Big Data Analytics: The place of Systems Modeling in Analytics

When one talks about predictive analytics, the typical thought process goes in the direction of regression, neural nets, data mining techniques. Techniques that savvy marketers (consumer product companies, banks) have been using for close to two decades now in building insights about consumer behaviour. Systems modeling or Systems Dynamics is not something that immediately springs to mind.

So what is systems modeling all about? Systems modeling is creating a mathematical representation of a real-world phenomenon, trying to cover as wide range a set of inputs as feasible and the most valuable outputs. The systems model tries to explain how the inputs translate to outputs. How the systems model is different from a statistical predictive model is that the purpose of the systems model is not to try and explain variance in the output. The systems model instead tries to establish structural relationships between the input and the output. The model then further stresses the structural relationship by varying the inputs and looking at the impact on the output.

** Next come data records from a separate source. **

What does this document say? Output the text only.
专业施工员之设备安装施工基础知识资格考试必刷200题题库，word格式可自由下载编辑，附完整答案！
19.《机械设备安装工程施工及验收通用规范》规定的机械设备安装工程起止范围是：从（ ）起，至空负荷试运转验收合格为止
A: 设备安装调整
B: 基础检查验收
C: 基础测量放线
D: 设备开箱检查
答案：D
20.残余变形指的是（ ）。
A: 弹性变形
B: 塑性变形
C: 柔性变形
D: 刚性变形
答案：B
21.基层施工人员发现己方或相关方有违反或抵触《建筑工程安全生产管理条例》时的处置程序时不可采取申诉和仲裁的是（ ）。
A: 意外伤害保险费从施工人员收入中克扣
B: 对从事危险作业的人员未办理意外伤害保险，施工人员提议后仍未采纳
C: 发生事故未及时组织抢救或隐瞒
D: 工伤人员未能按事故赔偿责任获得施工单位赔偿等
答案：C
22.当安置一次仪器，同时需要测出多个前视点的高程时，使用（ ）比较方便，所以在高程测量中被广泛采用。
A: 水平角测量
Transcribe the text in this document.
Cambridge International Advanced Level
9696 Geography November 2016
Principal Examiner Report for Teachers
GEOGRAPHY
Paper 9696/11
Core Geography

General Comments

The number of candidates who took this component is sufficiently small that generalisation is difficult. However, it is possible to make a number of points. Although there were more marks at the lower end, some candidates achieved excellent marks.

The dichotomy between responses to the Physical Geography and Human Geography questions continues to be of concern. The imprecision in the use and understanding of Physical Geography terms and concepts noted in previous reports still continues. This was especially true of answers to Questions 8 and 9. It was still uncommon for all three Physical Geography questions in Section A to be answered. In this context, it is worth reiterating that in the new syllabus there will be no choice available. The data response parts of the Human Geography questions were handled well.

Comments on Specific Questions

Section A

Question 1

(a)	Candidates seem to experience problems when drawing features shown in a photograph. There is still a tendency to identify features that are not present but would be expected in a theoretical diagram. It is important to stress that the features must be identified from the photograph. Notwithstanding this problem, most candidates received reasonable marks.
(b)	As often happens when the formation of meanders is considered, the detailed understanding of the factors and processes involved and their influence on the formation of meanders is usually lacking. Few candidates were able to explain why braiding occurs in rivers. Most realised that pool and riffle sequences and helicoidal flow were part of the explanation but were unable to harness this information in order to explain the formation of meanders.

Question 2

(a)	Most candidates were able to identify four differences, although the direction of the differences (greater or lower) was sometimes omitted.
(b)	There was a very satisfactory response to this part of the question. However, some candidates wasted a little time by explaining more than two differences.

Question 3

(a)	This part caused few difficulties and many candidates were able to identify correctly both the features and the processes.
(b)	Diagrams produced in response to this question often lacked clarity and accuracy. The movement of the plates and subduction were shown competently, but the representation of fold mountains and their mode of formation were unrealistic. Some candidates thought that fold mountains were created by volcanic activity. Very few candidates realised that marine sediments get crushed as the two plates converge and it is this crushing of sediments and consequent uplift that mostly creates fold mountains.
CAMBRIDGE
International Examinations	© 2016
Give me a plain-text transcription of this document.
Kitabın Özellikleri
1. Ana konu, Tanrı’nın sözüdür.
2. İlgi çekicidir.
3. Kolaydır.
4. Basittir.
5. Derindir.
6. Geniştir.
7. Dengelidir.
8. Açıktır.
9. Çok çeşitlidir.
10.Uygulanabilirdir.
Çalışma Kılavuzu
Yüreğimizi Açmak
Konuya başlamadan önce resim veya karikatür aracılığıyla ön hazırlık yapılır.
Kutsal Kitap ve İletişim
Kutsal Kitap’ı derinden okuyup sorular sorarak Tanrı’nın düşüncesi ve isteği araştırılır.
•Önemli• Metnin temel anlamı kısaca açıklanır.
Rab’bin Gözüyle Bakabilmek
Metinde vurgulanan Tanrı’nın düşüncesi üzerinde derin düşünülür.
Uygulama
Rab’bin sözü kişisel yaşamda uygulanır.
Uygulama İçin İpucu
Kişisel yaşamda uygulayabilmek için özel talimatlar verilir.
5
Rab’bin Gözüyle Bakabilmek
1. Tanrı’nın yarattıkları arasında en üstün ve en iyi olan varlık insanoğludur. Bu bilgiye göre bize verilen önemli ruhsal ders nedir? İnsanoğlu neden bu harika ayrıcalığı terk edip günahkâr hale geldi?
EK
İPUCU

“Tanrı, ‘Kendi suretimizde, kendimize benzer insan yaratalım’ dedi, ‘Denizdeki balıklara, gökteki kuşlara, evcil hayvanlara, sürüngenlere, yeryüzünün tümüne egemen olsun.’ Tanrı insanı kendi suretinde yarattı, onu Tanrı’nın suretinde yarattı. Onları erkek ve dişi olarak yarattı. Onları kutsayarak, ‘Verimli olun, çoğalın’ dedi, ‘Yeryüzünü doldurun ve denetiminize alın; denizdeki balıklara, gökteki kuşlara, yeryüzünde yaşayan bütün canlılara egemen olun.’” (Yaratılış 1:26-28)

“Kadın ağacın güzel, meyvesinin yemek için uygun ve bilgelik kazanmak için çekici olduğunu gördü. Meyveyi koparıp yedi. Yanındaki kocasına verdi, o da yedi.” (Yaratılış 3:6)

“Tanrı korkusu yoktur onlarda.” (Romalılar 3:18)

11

A good example of a subject that can be systems-modeled (my verb!) is the problem of terrorism. The problem has different inputs: unhappy people, territorial disputes, foreign power wanting to create trouble, funding, media coverage, etc. The immediate output is various actions of terrorism such as assassinations of leaders, suicide bombings, etc. It might be feasible to build a model that creates a structure on how these various inputs combine and interact with one another and cause the outputs. (If one goes back over the past 150 years, there should be plenty of data points.) Another way of looking at the output is a more holistic view that measures the damage done in terms of lives lost, economic damage incurred, etc.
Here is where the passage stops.